On compte encore en francs, Bérégovoy est premier ministre, nous sommes en 1992. Pourtant on se croirait maintenant, car la problématique n'a pas changé: la misère est immense dans certains pays, et l'Europe attire ces migrants désespérés comme un aimant. L'horreur n'a pas changé non plus. Les personnages principaux de ce roman viennent de Somalie, de Moldavie et du Bangladesh, et ils se retrouvent à côté de chez moi, à Villeneuve-le-Roi, en banlieue parisienne. Ce sont des hommes éminemment dignes et héroïques, et pourtant, la plupart du temps, ils sont traités comme des animaux.

Au début, je me suis dit que je n'allais pas finir ce livre, j'ai eu l'impression d'une artillerie trop lourde, avec une accumulation d'événements insupportables. J'ai continué; car ma lecture était concomitante avec la photo insoutenable du petit Aylan Kurdi dans les medias et ce roman est peut-être l'équivalent littéraire de ce que cette photo a représenté dans l'actualité: une grosse baffe pour que l'on réagisse enfin! Le titre du roman sonnait à ce moment, par un hasard extraordinaire, comme l'écho de la photo que je découvrais. La fin justifie les moyens, me suis-je dit.

L'écriture est efficace, on sent que l'auteur de ce livre a une expérience journalistique poussée, qu'il connaît son sujet à fond. Les ficelles romanesques sont un peu grosses parfois: les coïncidences dans le parallèle des événements, dans les rencontres et les trouvailles fortuites ne font pas dans la dentelle. Pourquoi pas, quand on pense à des œuvres romanesques décrivant les bas-fonds comme les Mystères de Paris, on se dit qu'il pourrait être une version contemporaine de ce genre de roman populaire, en plus réaliste tout de même. La grande douceur intérieure (peut-être idéalisée) de ces héros contraste avec la barbarie de leurs réalités.
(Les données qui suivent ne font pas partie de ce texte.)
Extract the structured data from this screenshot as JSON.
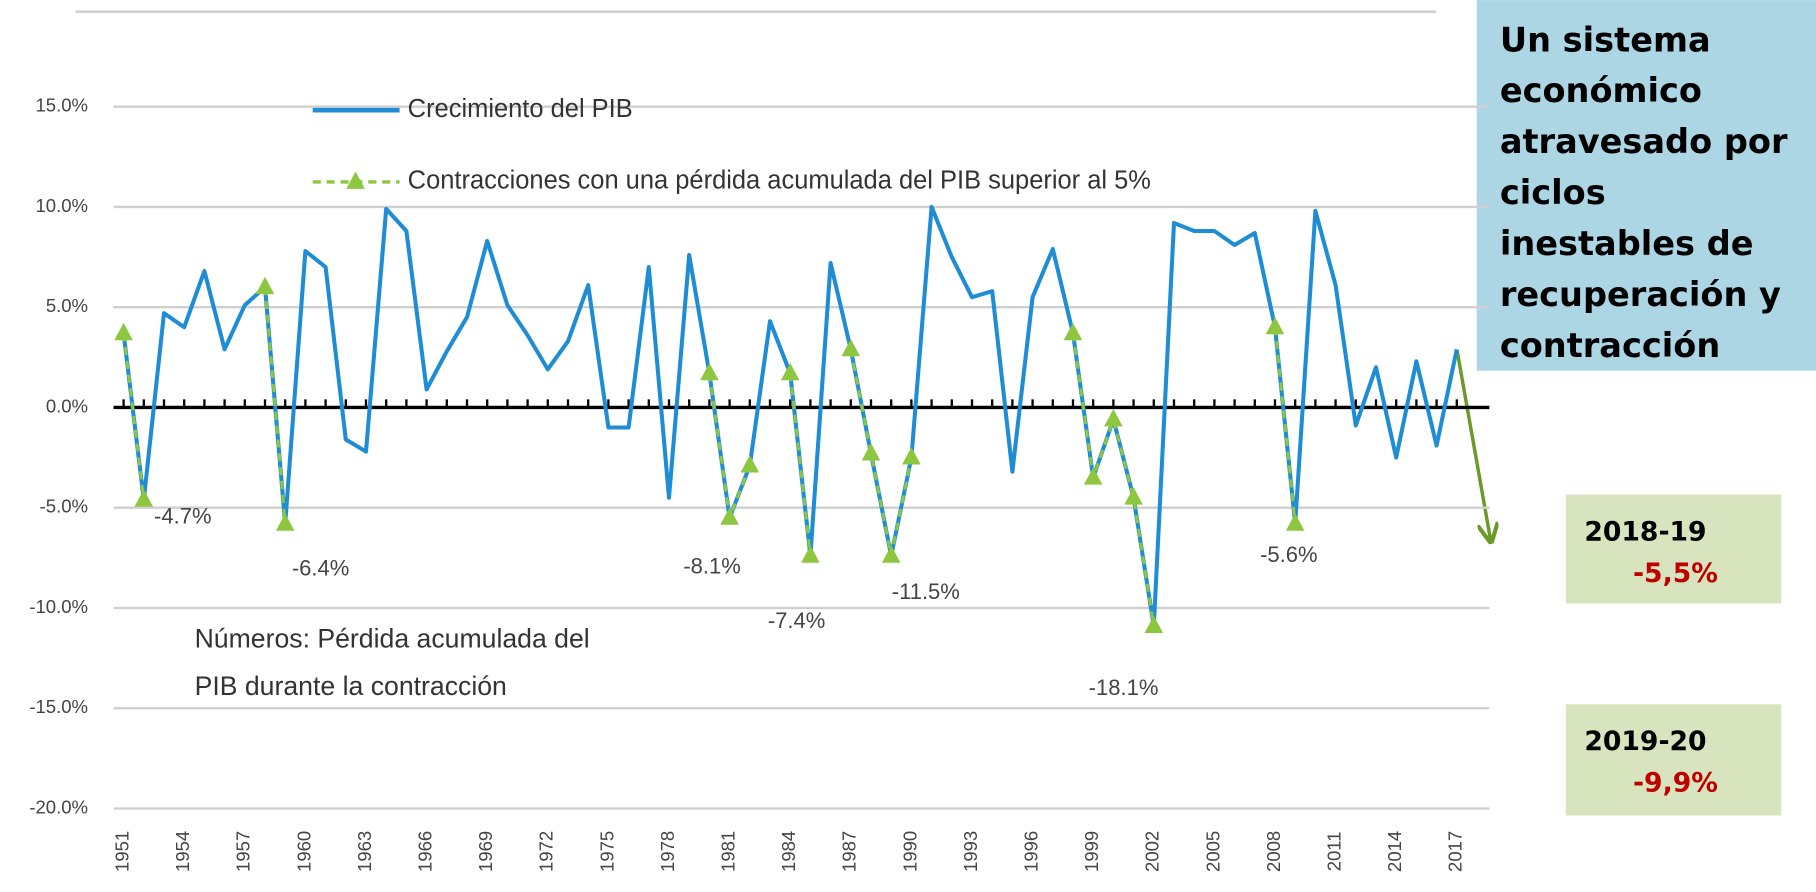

Mais les personnages ne sont pas sans nuance non plus, la France n'est pas présentée complètement comme un pays pourri, et les histoires de ces hommes malmenés par le destin sont denses. Ce sont aussi des aventuriers au sens noble du terme, des sortes de Robinson modernes, et c'est bien sûr le rôle urgent des artistes de montrer ces destins, d'humaniser ces silhouettes grises qui attendent les camionnettes des entrepreneurs pour des chantiers au noir, ces SDF qui vivent dans l'ombre, dans ces zones, ces sortes de "non-lieux", pour les faire enfin vraiment exister à nos yeux et leur restituer une forme de dignité. Le vendeur de roses du Bangladesh rappelle aussi le héros de Dheepan, ce film qui a eu la Palme d'Or au festival de Cannes: il est temps que ces hommes et ces femmes existent dans les descriptions de notre époque. Et les œuvres qui parlent d'eux ne peuvent que frapper de grands coups et mettre des directs au menton aux lecteurs ou aux spectateurs: les réalités extrêmes des migrants ne souffriraient pas la tiédeur.
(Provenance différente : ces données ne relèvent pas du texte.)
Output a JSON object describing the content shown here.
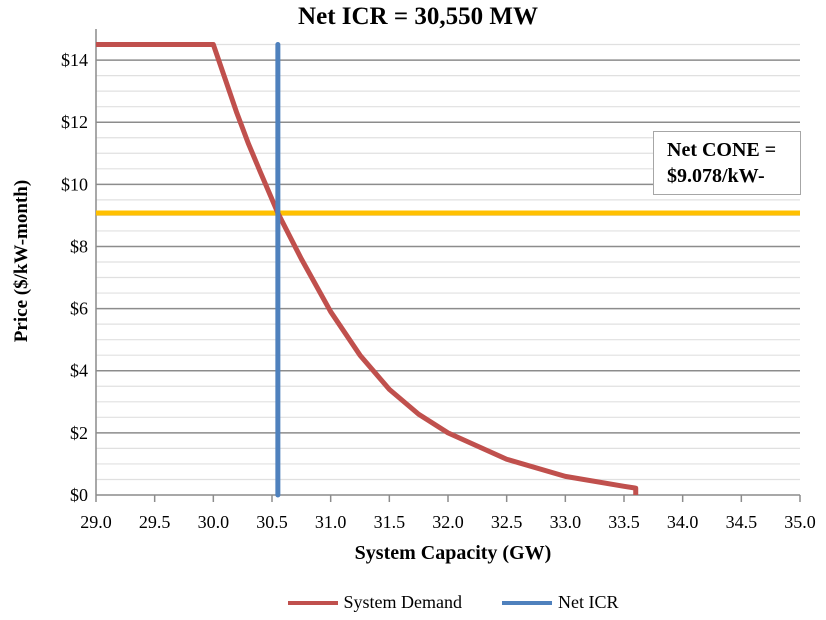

Par cette histoire, Pascal Manoukian nous explique sur un plan plus général que rien n'a changé depuis une bonne vingtaine d'années pour accueillir ces personnes, assurer leur sécurité et leur dignité, et son roman nous montre aussi qu'il n'y a aucune raison pour que ce phénomène de migration diminue. Alors???
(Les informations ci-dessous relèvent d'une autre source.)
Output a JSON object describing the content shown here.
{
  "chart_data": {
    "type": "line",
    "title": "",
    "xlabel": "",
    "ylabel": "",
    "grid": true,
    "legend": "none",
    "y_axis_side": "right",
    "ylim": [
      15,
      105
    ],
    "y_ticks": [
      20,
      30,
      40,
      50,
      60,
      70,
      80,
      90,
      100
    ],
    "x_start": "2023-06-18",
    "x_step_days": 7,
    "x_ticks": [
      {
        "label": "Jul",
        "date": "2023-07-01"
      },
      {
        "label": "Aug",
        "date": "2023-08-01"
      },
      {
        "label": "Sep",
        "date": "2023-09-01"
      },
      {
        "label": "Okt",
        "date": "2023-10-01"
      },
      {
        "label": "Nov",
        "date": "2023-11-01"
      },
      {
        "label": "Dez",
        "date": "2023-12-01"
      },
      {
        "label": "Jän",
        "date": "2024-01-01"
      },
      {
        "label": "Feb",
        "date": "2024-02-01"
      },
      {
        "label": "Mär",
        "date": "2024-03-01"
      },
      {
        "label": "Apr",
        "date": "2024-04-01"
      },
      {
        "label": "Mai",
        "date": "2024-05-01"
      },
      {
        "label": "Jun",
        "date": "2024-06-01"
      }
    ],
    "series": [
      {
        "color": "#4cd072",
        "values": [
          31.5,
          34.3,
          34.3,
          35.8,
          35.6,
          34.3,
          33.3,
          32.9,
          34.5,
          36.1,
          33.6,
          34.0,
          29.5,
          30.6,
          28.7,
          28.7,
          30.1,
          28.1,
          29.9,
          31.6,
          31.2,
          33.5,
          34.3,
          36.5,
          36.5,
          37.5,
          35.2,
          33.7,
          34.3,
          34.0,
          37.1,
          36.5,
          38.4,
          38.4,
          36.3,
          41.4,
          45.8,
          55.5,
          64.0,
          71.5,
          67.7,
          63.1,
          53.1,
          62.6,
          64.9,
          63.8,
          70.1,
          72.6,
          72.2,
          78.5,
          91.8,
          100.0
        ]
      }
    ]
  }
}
Je suis très heureuse que mes élèves puissent lire ce livre frappant, qui les marquera certainement, et qu'ils rencontrent son auteur : je lisais ce roman dans le cadre du challenge des "68 premières fois", organisé par Charlotte l'insatiable, mais Pascal Manoukian est aussi l'invité de l'émission "Au fil de la nuit" où je me rends moi aussi avec mes lycéens. Belle coïncidence.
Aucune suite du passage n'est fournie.